Single by XXXTentacion
- Released: December 28, 2015 (SoundCloud); May 26, 2023 (Columbia re-release);
- Recorded: 2015
- Genre: EDM trap; emo rap;
- Length: 1:20
- Label: Bad Vibes Forever; Columbia;
- Songwriter(s): Jahseh Onfroy;
- Producer(s): Khaed Moulton

XXXTentacion singles chronology
| "I'm Not Human" (2023) | "Let's Pretend We're Numb" (2023) | "Emoji" (2023) |

= Let's Pretend We're Numb =

2023 single by XXXTentacion

"Let's Pretend We're Numb" (stylized in all lowercase) is a song by American rapper XXXTentacion. It was originally released on SoundCloud on December 28, 2015, before being re-released posthumously for streaming services on May 26, 2023. The song was produced by Khaed.

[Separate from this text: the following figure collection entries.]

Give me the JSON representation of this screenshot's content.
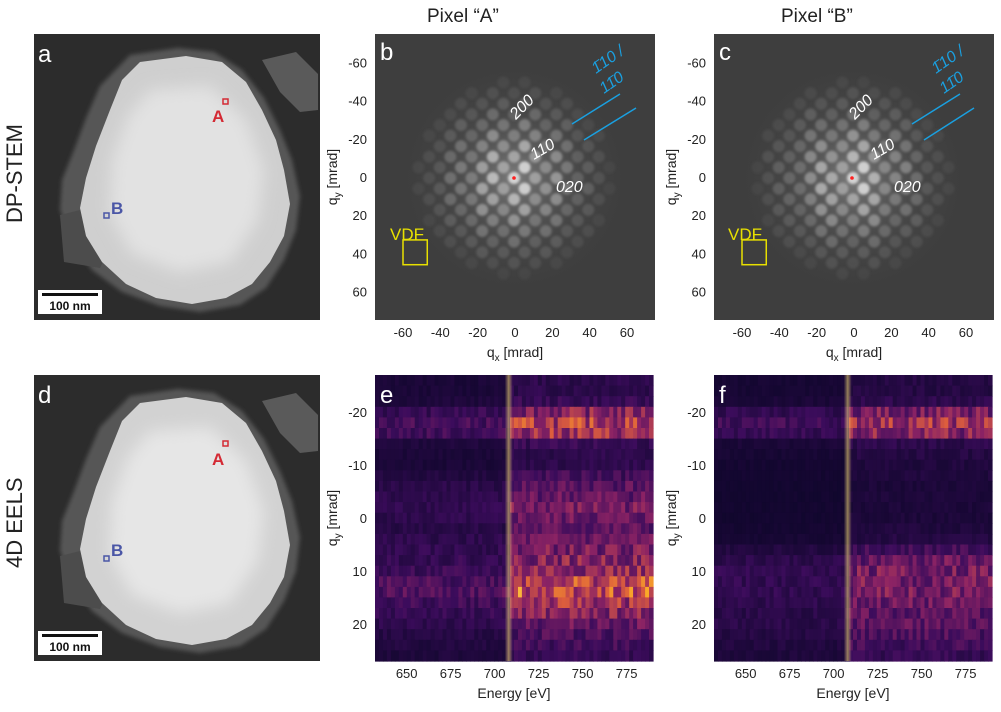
{
  "column_titles": [
    {
      "text": "Pixel “A”",
      "color": "#d42a34"
    },
    {
      "text": "Pixel “B”",
      "color": "#4a56a6"
    }
  ],
  "row_labels": [
    "DP-STEM",
    "4D EELS"
  ],
  "panels": {
    "a": {
      "letter": "a",
      "marker_A": "A",
      "marker_B": "B",
      "scalebar": "100 nm"
    },
    "b": {
      "letter": "b",
      "vdf": "VDF",
      "refl_200": "200",
      "refl_110": "110",
      "refl_020": "020",
      "refl_line1": "1̄10 /",
      "refl_line2": "11̄0"
    },
    "c": {
      "letter": "c",
      "vdf": "VDF",
      "refl_200": "200",
      "refl_110": "110",
      "refl_020": "020",
      "refl_line1": "1̄10 /",
      "refl_line2": "11̄0"
    },
    "d": {
      "letter": "d",
      "marker_A": "A",
      "marker_B": "B",
      "scalebar": "100 nm"
    },
    "e": {
      "letter": "e"
    },
    "f": {
      "letter": "f"
    }
  },
  "colors": {
    "marker_A": "#d42a34",
    "marker_B": "#4a56a6",
    "vdf": "#e8e000",
    "reflection_blue": "#1aa0e0"
  },
  "chart_data": [
    {
      "panel": "b",
      "type": "heatmap",
      "xlabel": "q",
      "xlabel_sub": "x",
      "xlabel_unit": " [mrad]",
      "ylabel": "q",
      "ylabel_sub": "y",
      "ylabel_unit": " [mrad]",
      "xlim": [
        -75,
        75
      ],
      "ylim": [
        -75,
        75
      ],
      "xticks": [
        "-60",
        "-40",
        "-20",
        "0",
        "20",
        "40",
        "60"
      ],
      "xtick_values": [
        -60,
        -40,
        -20,
        0,
        20,
        40,
        60
      ],
      "yticks": [
        "-60",
        "-40",
        "-20",
        "0",
        "20",
        "40",
        "60"
      ],
      "ytick_values": [
        -60,
        -40,
        -20,
        0,
        20,
        40,
        60
      ],
      "vdf_box": {
        "qx": [
          -60,
          -47
        ],
        "qy": [
          33,
          46
        ]
      }
    },
    {
      "panel": "c",
      "type": "heatmap",
      "xlabel": "q",
      "xlabel_sub": "x",
      "xlabel_unit": " [mrad]",
      "ylabel": "q",
      "ylabel_sub": "y",
      "ylabel_unit": " [mrad]",
      "xlim": [
        -75,
        75
      ],
      "ylim": [
        -75,
        75
      ],
      "xticks": [
        "-60",
        "-40",
        "-20",
        "0",
        "20",
        "40",
        "60"
      ],
      "xtick_values": [
        -60,
        -40,
        -20,
        0,
        20,
        40,
        60
      ],
      "yticks": [
        "-60",
        "-40",
        "-20",
        "0",
        "20",
        "40",
        "60"
      ],
      "ytick_values": [
        -60,
        -40,
        -20,
        0,
        20,
        40,
        60
      ],
      "vdf_box": {
        "qx": [
          -60,
          -47
        ],
        "qy": [
          33,
          46
        ]
      }
    },
    {
      "panel": "e",
      "type": "heatmap",
      "xlabel": "Energy [eV]",
      "ylabel": "q",
      "ylabel_sub": "y",
      "ylabel_unit": " [mrad]",
      "xlim": [
        632,
        790
      ],
      "ylim": [
        -27,
        27
      ],
      "xticks": [
        "650",
        "675",
        "700",
        "725",
        "750",
        "775"
      ],
      "xtick_values": [
        650,
        675,
        700,
        725,
        750,
        775
      ],
      "yticks": [
        "-20",
        "-10",
        "0",
        "10",
        "20"
      ],
      "ytick_values": [
        -20,
        -10,
        0,
        10,
        20
      ],
      "edge_energy": 708
    },
    {
      "panel": "f",
      "type": "heatmap",
      "xlabel": "Energy [eV]",
      "ylabel": "q",
      "ylabel_sub": "y",
      "ylabel_unit": " [mrad]",
      "xlim": [
        632,
        790
      ],
      "ylim": [
        -27,
        27
      ],
      "xticks": [
        "650",
        "675",
        "700",
        "725",
        "750",
        "775"
      ],
      "xtick_values": [
        650,
        675,
        700,
        725,
        750,
        775
      ],
      "yticks": [
        "-20",
        "-10",
        "0",
        "10",
        "20"
      ],
      "ytick_values": [
        -20,
        -10,
        0,
        10,
        20
      ],
      "edge_energy": 708
    }
  ]
}
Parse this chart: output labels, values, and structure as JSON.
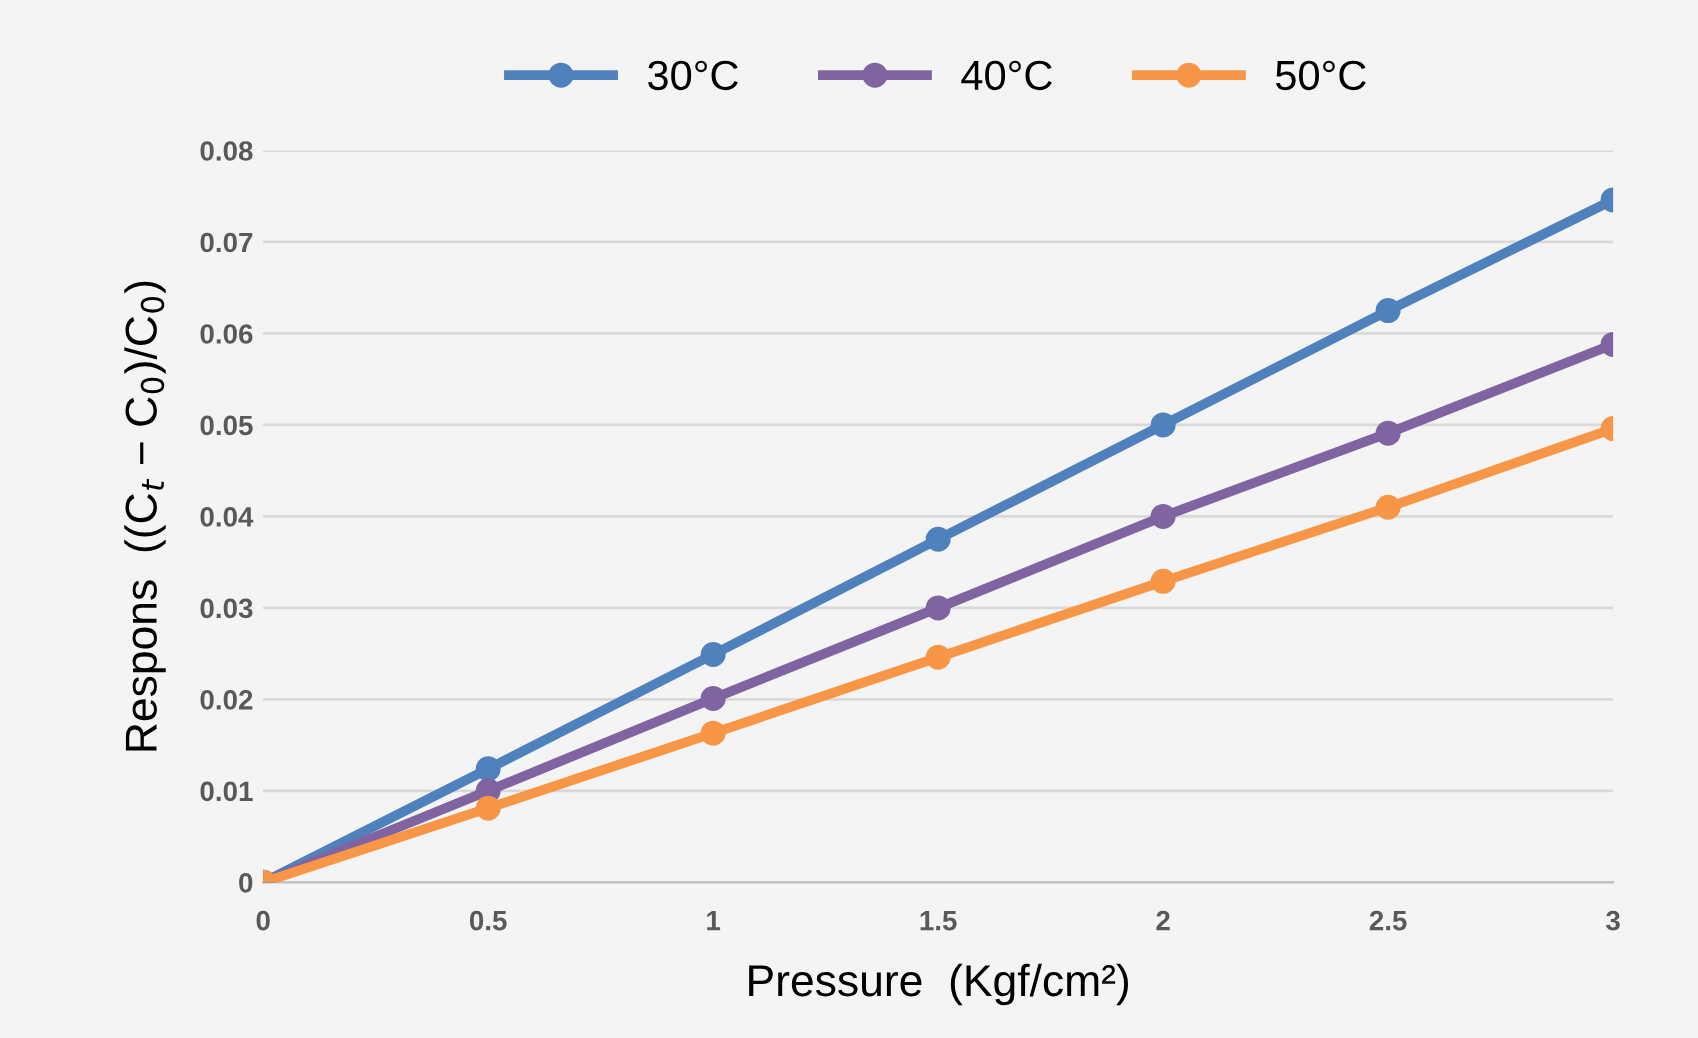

Prior to its re-release, it was described as one of X's "best deep cuts". It heavily samples the song "Someone Out Of Town" by Yuna.

== Background ==
"Let's Pretend We're Numb" was one of XXXTentacion's earlier songs released on SoundCloud. It was announced by X's estate that the track would be made available to streaming services such as Spotify and Apple Music on May 24, 2023. It is the first song released by X's estate since the conclusion of the trial for the murder of X in April 2023. The producer of the song, Khaed, died in 2019.